Gestern Abend war ich wieder im Park, in demselben Park mit der Wespe und dem Leberwurst-Brot :) in dem Park finden sich immer viele verschiedene kleine Scenen. Die Hauptdarsteller gestern: ein in sich versunker Schwertkämpfer mit echten Holzschwert, Sonnenbrille und Dreadlocks. Wenige Schritte entfernt eine junge Frau im Gras - zwischen Lesen, Meditieren und Yoga. Nicht weit davon ein Mann mit Bleistift und Papier, der eine kleine Baumgruppe zeichnete; ich weiß es, weil ich ihn kenne und später ein kurzes Gespräch mit ihm geführt habe. Ich selbst auf einer anderen Bank vielleicht 50 Meter Luftlinie habe ein Gedicht in meinem Tablet geschrieben. Am Rand des Parks spielte eine Gruppe Boule.

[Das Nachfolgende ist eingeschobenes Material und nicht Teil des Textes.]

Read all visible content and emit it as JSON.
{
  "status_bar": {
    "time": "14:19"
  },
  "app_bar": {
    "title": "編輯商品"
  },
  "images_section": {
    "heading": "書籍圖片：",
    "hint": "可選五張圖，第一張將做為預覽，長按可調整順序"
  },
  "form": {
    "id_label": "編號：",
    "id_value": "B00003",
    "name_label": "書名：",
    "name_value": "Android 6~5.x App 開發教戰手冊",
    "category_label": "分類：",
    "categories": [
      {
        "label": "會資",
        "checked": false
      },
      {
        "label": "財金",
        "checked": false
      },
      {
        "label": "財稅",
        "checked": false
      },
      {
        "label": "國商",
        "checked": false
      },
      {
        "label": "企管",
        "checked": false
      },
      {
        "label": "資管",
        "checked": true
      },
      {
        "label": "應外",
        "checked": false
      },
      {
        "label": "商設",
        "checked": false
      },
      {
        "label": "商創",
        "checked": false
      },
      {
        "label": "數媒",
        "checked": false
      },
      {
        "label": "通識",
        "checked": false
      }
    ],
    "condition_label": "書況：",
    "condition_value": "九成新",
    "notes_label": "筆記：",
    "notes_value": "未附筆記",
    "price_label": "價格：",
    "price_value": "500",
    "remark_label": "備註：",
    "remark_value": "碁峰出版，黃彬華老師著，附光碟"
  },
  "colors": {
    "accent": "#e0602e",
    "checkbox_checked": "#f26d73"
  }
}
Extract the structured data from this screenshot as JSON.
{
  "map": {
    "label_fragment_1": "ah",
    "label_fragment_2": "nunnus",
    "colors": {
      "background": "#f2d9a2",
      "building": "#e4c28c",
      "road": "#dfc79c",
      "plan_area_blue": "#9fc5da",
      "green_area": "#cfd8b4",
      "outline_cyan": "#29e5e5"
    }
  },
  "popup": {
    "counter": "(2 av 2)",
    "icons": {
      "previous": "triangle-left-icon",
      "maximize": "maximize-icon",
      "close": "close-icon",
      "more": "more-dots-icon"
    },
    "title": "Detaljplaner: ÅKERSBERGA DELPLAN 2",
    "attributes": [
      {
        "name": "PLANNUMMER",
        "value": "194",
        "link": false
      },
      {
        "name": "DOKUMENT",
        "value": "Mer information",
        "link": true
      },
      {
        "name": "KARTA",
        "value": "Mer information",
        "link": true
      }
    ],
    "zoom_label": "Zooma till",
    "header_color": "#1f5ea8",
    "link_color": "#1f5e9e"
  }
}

Eben gerade habe ich mir überlegt, dass sie fast alle in einer gewissen und jeweils verschiedenen Art und Weise mit dem Park "verbunden" waren (füge hier einen besseren Begriff ein). Aber ich bin mir nicht sicher, ob ich die richtige Worte dafür finden kann, und zudem ist natürlich alles Spekulation:

Der Kämpfer war verbunden über seine Choreographie in der Senkrechten. Die Meditierende war verbunden über ihre schiere Präsenz im Gras. Der Zeichner war verbunden über die Linien und die Silhouetten der Baumgruppe, die auf das Papier kamen. Die Boulespieler waren verbunden über die ballistischen Linien der Kugeln. Ich war verbunden über die Wörter in ihrem Klang.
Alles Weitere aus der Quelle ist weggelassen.